Leonardo

Fascicolo 12


The Work of BOTTICELLI. - London. George Newnes, 1904 (65 tavole).
Recensione di Gian Falco (Giovanni Papini)
p. 30


p. 30



   Tutte le teste del Botticelli son chinate, piegate, come esili fiori che il vento assale. Tutte le sue figure sono infantili o femminee, anche quelle degli uomini. È il pittore della debolezza, del disfacimento? È già la decadenza in mezzo al Rinascimento? Egli finì pio e savonaroliano e tutto il suo panesimo fu gelido e sottile come un sogno d'alba, non raggiante come un trionfo d'estate. Le sue ninfe paiono uscite di convento e si meravigliano, tristemente, di sentirsi seminude. Le loro faccie son magre come quelle di chi visse a lungo rinchiuso; i loro occhi languenti conoscono più i libri delle preghiere e le voluttà cenobiche che i silvestri furori bacchici. Ma gli angeli, i piccoli ppi del cielo, bei fanciulli fiorentini che i Medici attirano con giochi, come si fa coi gatti giovani, sorridono intorno alle stanche madonne e non certo di amore mistico.
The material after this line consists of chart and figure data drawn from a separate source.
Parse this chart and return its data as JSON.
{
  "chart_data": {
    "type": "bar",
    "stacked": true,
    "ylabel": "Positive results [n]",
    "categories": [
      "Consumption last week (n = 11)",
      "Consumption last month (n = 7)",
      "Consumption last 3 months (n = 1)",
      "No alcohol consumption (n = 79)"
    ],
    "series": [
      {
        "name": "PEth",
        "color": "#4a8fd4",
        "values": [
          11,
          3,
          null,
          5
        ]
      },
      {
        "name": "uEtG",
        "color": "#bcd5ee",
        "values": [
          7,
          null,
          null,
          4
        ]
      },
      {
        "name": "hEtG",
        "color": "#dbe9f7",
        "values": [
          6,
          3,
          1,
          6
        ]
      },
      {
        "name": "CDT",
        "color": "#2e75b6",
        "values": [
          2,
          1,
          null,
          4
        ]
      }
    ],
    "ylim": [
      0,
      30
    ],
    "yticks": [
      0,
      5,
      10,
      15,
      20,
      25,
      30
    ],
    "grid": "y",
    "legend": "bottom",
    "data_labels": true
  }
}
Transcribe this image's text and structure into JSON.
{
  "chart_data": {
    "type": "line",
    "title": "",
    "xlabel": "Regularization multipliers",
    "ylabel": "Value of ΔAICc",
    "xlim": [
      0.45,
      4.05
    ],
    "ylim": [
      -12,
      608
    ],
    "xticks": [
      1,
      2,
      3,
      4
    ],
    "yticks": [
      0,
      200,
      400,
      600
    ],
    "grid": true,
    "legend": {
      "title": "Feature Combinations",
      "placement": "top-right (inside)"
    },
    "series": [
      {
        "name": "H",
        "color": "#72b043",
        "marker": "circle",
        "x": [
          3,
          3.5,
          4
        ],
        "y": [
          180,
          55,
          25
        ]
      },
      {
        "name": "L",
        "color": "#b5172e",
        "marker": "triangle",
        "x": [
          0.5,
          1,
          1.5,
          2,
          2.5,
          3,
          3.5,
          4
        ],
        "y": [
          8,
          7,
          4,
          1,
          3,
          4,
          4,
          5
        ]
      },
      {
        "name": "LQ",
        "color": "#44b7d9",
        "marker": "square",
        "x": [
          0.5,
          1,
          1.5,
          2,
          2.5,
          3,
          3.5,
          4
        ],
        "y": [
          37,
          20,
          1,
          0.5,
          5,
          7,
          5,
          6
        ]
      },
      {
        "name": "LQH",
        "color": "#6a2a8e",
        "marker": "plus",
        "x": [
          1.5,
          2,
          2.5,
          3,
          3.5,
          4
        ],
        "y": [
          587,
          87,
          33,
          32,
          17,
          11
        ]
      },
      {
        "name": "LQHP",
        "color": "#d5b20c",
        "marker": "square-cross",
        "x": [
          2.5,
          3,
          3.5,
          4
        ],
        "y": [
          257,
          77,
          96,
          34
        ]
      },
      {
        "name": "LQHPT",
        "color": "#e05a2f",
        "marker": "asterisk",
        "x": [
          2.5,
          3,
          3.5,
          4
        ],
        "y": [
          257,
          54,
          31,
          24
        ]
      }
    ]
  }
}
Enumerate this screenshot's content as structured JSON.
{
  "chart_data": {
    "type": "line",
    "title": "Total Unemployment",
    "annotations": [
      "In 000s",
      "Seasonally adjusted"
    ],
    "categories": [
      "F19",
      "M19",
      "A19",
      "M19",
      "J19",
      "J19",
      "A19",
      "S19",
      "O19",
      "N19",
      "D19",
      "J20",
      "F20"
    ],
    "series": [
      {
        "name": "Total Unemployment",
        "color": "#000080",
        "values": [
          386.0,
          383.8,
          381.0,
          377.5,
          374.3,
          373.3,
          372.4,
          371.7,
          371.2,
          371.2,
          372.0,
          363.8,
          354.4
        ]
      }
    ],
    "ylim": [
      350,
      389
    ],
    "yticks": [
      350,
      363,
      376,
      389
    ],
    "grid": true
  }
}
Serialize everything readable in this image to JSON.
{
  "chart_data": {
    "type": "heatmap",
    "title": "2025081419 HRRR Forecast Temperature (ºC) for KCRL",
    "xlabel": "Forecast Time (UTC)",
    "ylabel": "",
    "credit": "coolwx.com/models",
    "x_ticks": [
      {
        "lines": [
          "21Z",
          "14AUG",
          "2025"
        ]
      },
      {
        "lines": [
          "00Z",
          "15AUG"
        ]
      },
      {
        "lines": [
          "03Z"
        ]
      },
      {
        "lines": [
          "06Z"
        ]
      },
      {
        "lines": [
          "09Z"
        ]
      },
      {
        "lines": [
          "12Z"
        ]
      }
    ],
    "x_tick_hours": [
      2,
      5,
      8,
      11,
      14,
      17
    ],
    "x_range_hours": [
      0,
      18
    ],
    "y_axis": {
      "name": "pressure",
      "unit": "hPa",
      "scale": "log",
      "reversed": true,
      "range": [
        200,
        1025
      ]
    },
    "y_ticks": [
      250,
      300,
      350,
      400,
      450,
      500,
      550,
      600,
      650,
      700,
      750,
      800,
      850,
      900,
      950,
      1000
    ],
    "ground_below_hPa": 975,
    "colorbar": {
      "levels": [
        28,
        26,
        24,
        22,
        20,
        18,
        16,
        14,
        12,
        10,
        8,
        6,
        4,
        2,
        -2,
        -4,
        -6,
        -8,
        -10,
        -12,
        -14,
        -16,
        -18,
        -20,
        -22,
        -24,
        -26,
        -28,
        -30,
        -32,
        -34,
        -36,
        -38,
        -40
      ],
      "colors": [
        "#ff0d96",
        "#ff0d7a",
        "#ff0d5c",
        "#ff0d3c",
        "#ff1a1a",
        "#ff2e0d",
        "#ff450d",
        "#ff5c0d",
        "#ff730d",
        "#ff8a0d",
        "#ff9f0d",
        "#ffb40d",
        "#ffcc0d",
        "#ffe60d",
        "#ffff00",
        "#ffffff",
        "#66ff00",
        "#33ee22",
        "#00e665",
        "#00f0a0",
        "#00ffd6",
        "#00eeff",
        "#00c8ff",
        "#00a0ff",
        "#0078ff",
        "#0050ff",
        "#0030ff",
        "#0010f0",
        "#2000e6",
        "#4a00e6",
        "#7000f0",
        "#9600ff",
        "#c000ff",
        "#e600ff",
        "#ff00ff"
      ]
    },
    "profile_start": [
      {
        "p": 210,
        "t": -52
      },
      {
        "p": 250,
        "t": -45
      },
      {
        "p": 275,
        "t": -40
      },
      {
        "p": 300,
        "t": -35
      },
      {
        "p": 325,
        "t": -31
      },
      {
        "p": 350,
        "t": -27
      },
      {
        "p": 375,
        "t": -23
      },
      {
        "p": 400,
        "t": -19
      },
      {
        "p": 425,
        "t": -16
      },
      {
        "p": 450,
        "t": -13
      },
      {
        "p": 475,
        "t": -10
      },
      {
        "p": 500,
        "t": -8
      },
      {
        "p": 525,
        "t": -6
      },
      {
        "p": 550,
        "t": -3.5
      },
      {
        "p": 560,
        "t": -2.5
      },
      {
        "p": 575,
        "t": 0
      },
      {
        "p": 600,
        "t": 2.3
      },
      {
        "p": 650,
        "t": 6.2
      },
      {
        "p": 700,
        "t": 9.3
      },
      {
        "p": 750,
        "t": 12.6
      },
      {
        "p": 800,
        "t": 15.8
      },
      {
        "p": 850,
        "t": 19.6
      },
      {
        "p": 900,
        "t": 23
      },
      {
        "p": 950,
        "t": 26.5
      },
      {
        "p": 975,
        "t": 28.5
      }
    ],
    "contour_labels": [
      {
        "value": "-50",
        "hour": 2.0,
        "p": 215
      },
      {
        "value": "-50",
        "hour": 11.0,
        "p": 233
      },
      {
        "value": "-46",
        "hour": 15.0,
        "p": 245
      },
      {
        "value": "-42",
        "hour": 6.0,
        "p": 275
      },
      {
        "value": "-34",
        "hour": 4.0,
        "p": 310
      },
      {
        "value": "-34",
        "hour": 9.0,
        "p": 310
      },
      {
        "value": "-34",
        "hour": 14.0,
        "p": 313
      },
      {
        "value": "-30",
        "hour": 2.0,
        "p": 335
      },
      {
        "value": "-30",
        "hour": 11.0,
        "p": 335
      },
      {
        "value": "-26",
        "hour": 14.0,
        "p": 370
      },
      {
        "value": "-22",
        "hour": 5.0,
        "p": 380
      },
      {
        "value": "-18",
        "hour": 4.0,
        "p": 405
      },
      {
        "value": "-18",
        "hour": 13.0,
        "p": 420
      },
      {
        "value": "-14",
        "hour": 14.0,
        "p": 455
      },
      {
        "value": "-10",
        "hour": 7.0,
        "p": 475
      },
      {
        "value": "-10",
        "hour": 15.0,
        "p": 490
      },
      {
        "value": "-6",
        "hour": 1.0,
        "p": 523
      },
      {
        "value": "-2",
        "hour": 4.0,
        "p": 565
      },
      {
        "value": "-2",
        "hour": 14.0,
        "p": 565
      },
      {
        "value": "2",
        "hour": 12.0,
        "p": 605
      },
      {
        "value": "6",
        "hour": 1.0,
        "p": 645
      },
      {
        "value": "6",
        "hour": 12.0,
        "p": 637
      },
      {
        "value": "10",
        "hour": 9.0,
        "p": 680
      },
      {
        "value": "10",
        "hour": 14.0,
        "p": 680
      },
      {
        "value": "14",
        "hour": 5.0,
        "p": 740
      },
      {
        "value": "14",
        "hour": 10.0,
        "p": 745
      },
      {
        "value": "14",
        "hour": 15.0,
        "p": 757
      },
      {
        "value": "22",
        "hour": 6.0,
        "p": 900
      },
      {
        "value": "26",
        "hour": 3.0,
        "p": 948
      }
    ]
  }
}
Non sono ancora protestanti, quei bravi ragazzi!
   In queste immagini io ritrovo tutta l'anima della mia razza e della mia città: cieli chiari, cipressi neri, natura povera ma forte e pietrosa, uomini non belli, non regolari, non efebici ma che nella bocca irridente e negli occhi fissi portano una volontà di energica vita.